The latest jolly spiffing wheeze that they've introduced is to change the comprehensive policy into a...well, not quite so comprehensive policy. And this might be more than a little worrying for you. Yes, you...
For years, a comprehensive car policy had a number of 'standard' bits, one extremely useful aspect being that a comprehensive policy always covered you - third party only - to drive someone else's car. It's been a feature of these polices since before they invented horses, so folk who routinely get a comprehensive policy have always been able to move someone's car legally - say, a friend or relative's, if they needed a hand. But last summer, they started changing that.
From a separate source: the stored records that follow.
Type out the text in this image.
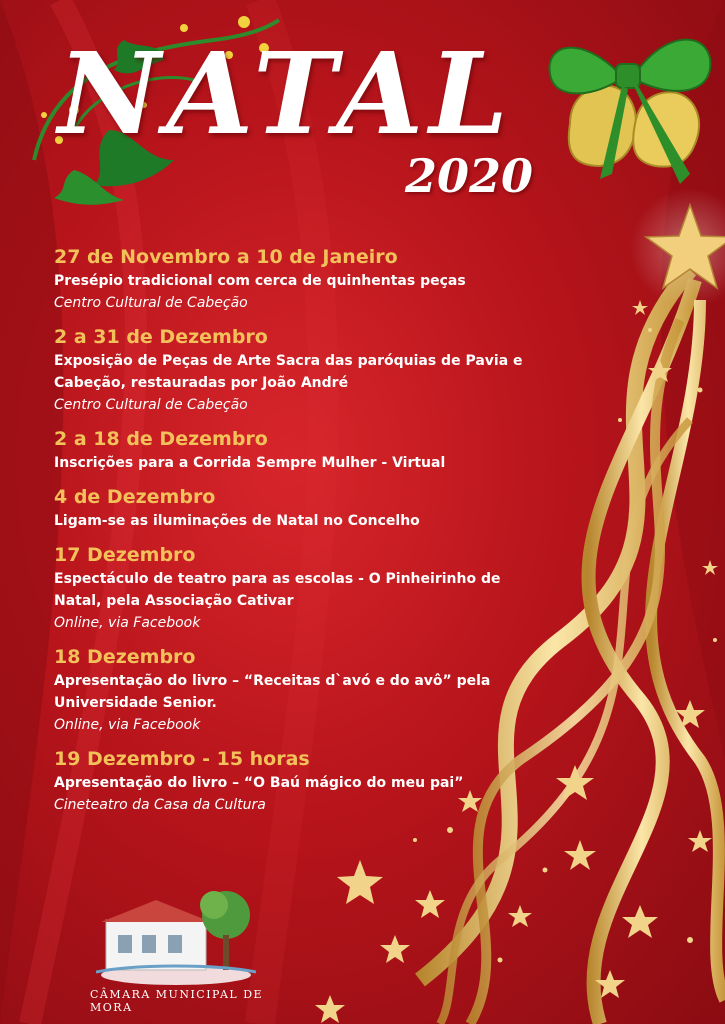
NATAL
2020
27 de Novembro a 10 de Janeiro
Presépio tradicional com cerca de quinhentas peças
Centro Cultural de Cabeção
2 a 31 de Dezembro
Exposição de Peças de Arte Sacra das paróquias de Pavia e Cabeção, restauradas por João André
Centro Cultural de Cabeção
2 a 18 de Dezembro
Inscrições para a Corrida Sempre Mulher - Virtual
4 de Dezembro
Ligam-se as iluminações de Natal no Concelho
17 Dezembro
Espectáculo de teatro para as escolas - O Pinheirinho de Natal, pela Associação Cativar
Online, via Facebook
18 Dezembro
Apresentação do livro – “Receitas d`avó e do avô” pela Universidade Senior.
Online, via Facebook
19 Dezembro - 15 horas
Apresentação do livro – “O Baú mágico do meu pai”
Cineteatro da Casa da Cultura
CÂMARA MUNICIPAL DE MORA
Your new policy may well not cover you for driving anyone else's car.
Good companies (yes, there are a couple) make a point of bringing this to your attention very clearly, but not-so-good ones (there's a lot of them) aren't mentioning it very prominently so that - if you've renewed your policy in the last six months you may well not be covered.
This is part of a continuing trend to bring their costs down and heap more and more liability onto the already overburdened shoulders of the policyholder. But there's a more annoying fact: why call the policy 'comprehensive' when it's now anything but? Time the insurance companies started taking notice of their own blurbs, we think.